İdlib'in büyük bölümünün hala daha Heyet Tahrir Şam örgütünün kontrolünde olduğunu anımsatan Lavrentyev, bu örgütün şu anda Türk tarafına doğru adım atmaya hazır olduğunu gösterdiğini ancak bir yandan da 'koynunda taş sakladığını' belirtti.
'Türkiye, şimdilik ılımlı muhalifleri teröristlere karşı harekete geçirmek istemiyor'
"Sorun şu ki, bir teröristin özü, görüşleri değiştirilemez. Birisi teröristse öyle kalır. Bu nedenle elbette onlardan kurtulmak gerekiyor" diye devam Lavrentyev, Türk tarafının ılımlı muhalifleri İdlib'deki teröristlerle mücadele için şimdilik harekete geçirmek istemediğini ve bunun Türkiye'nin karşı karşıya kaldığı temel sorun olduğunu söyledi.

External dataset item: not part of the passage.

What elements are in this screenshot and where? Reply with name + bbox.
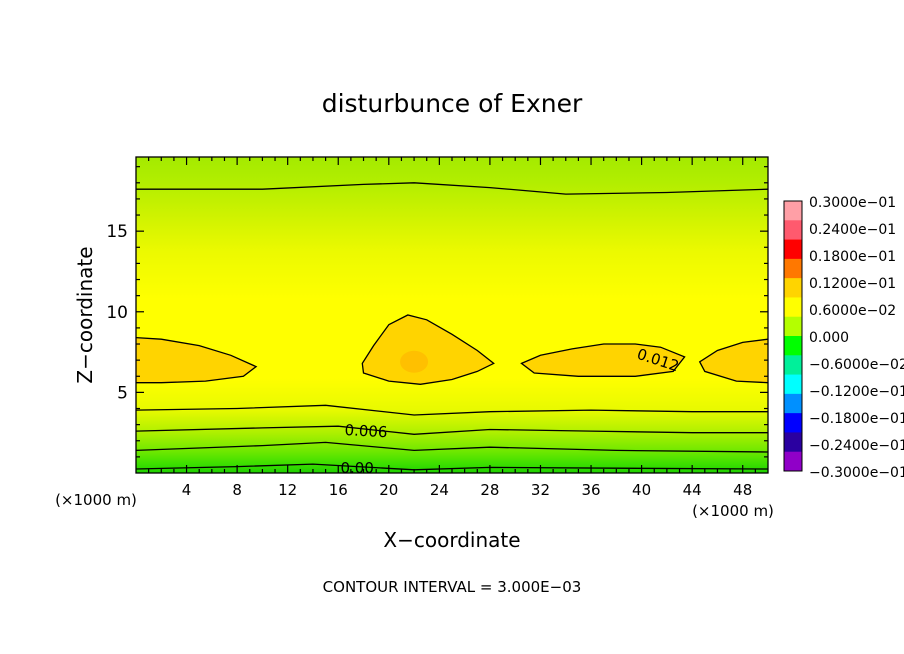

Ankara'yı tüm mutabakatlara uygun olarak anlaşmaları uygulamaya, duruma istikrar kazandırmaya, özellikle de bir yandan gözlem noktaları kurarak diğer yandan da sivillerin normal, güvenli ulaşımı için güvenlik bölgeleri oluşturarak M4 karayolunda durumu normalleştirmeye çağırdıklarını ve her fırsatta bu konuda ısrarcı olduklarını kaydeden Lavrentyev, ancak bunun henüz gerçekleşmediğinin altını çizdi.
'Türkiye'yle yoğun temas halindeyiz, bunun korunacağını umuyoruz'
Rusya'nın Türkiye ile neredeyse her hafta askeri düzeyde, istihbarat kurumları aracılığıyla, dışişleri bakanlıkları üzerinden iletişim kurduğunu da anlatan Putin'in Suriye Özel Temsilcisi, "Askeri birimler arasındaki temasların daha yoğun. Zira Türk askerleri Suriye topraklarında. Rus askerleri, Rus askeri polisi de orada. Bu nedenle Türk tarafıyla temasların neredeyse her gün olmasına ilgi gösteriyoruz. Türkiye'yle bu anlamda çok yoğun temas halindeyiz ve bunun korunacağını umuyoruz" diye ekledi.